8. Papul perifolikuler hyperkeratosis di atas lesi hiperpigmentasi.
9. Pitiriasis Alba.
10. Dermatitis di puting susu.
11. White Dermographism.
12. Katarak dan keratokonus.
13. Garis Dennie Morgan.
14. Kemerahan atau kepucatan di wajah.
15. Perjalanan penyakit dipengaruhi faktor lingkungan dan emosi.
26
2.1.8 Diagnosis banding
Rasa gatal merupakan gejala utama dari penyakit dermatitis atopik.
Distribusi dan bentuk lesi dari dermatitis atopik berbeda menurut usia dan
biasanya bersifat kronis residif.

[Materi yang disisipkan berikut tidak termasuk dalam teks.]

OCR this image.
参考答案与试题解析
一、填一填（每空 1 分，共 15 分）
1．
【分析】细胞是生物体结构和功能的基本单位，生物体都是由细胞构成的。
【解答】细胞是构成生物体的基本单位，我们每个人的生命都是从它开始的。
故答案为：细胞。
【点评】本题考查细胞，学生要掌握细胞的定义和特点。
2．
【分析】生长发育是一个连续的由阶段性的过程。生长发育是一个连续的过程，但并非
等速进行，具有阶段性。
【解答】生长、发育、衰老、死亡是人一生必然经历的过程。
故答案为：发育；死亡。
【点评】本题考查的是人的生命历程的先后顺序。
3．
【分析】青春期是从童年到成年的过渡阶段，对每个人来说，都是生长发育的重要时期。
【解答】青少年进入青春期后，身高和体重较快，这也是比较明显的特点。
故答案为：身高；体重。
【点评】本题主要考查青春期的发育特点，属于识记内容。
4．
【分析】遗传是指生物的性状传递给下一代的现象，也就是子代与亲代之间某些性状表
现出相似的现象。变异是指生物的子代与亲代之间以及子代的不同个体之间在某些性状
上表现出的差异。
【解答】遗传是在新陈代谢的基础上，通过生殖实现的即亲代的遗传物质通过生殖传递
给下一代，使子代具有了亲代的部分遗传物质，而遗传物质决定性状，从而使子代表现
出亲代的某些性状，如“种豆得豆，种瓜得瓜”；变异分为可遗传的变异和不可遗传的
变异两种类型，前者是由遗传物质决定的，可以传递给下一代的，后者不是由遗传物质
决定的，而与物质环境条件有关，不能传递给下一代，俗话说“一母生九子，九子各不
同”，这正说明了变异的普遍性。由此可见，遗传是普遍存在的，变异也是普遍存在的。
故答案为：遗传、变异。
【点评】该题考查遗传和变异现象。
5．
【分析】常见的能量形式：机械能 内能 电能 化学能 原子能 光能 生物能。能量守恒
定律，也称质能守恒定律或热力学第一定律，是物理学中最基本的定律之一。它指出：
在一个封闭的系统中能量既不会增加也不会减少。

Walaupun banyak kondisi kulit dapat menyerupai
dermatitis atopik, karakteristik tertentu dapat membantu untuk menegakkan
diagnosis banding, antara lain :
1. Dermatitis kontak
Tempat erupsi pada dermatitis ini tegantung dari bahan penyebabnya,
biasanya terlihat pada pipi dan dagu (berhubungan dengan sekresi ludah dan
gesekan pada daerah yang terkena), sisi ekstensor eksteremitas (akibat pemakaian
sabun yang keras, deterjen dan sprei yang kasar), dan diaper area (akibat pajanan
terhadap tinja, air seni, sabu, deterjen dan preparat bedak kasar). Erupsi ini
biasanya akan mengalami involusi secara spontan bila penyebabnya dihilangkan
(Baratawidjaja, 2006; Zulkarnain, 2009).
2. Dermatitis numularis
Lesi penyakit ini berbentuk koin dengan ukuran 1 cm atau lebih, timbul
pada kulit yang kering. Lesi numular berupa papul kecil dan vesikel yang meluas,
diskret, bulat atau oval, eritematosa, kadang-kadang linkenifikasi dan plak
hiperpigmentasi dengan ukuran bervariasi dari 1 cm atau lebih disertai dengan
rasa gatal. Kelainan ini terjadi pada permukaan ekstensor tangan, lengan dan kaki,
wajah dan badan (Baratawidjaja, 2006; Zulkarnain, 2009).
27
3. Sindrom Wiskott-Aldrich
Merupakan penyakit x-linked yang jarang ditemukan dan hanya ditemukan
pada anak laki-laki muda. Awitan sindrom ini adala sejak usia 4 bulan. Lesinya
dapat berupa petikie, dermatitis purpurik atau episode berdarah yang biasanya
pada 6-12 bulan pertama kehidupan, dan erupsi eksematoid yang menyerupai
dermatitis atopik dan timbul pada kulit kepala, wajah, bokong, antekubital dan
fosa poplitea. Juga disertai dengan splenomegali, hepatomegali dan servikal
adenopati serta bayi menjadi peka terhadap infeksi bakteri, jamur dan virus serta
paling sering ditemukan otitis media (Hurwitz, 1983; Zulkarnain, 2009).
4. Skabies
Pada bayi gejala klinis dermatitis atopik terutama mulai dari pipi dan tidak
mengenai telapak tangan serta kaki. Tanda skabies pada bayi ditandai dengan
papula yang relatif besar (biasanya pada punggung atas), vesikel pada telapak
tangan dan kaki, dan terdapat dennatilis pruritus pada anggota keluarga. Tungau
dan telur dapat dengan mudah ditemukan dari scraping vesicle. Skabies memberi
respons yang baik terhadap pengobatan dengan γ-benzen heksaklorida
(Zulkarnain, 2009; Santosa, 2010).
5. Dermatitis seboroik infantil
Penyakit ini dibedakan dari dermatitis atopik dengan: (1) pruritus ringan,
(2) onset invariabel pada daerah pantat halus, tidak bersisik, batas jelas, merah
terang, dan (3) sisik kuning gelap pada pipi, badan dan lengan. Dermatitis
seboroik infantil sering berhubungan dengan dermatitis atopik. Pada suatu
28
penelitian, 37% bayi dengan dermatitis seboroik akan menjadi dermatitis atopik
saat berusia 5-13 tahun (Santosa, 2010).
6. Psoriasis
Secara keseluruhan lesi psoriasis berwarna kemerahan dan skuamanya
berwarna seperti perak micaceous (seperti mika). Predileksinya biasanya pada
permukaan ekstensor, terutama siku dan lutut, kulit kepala dan daerah genital.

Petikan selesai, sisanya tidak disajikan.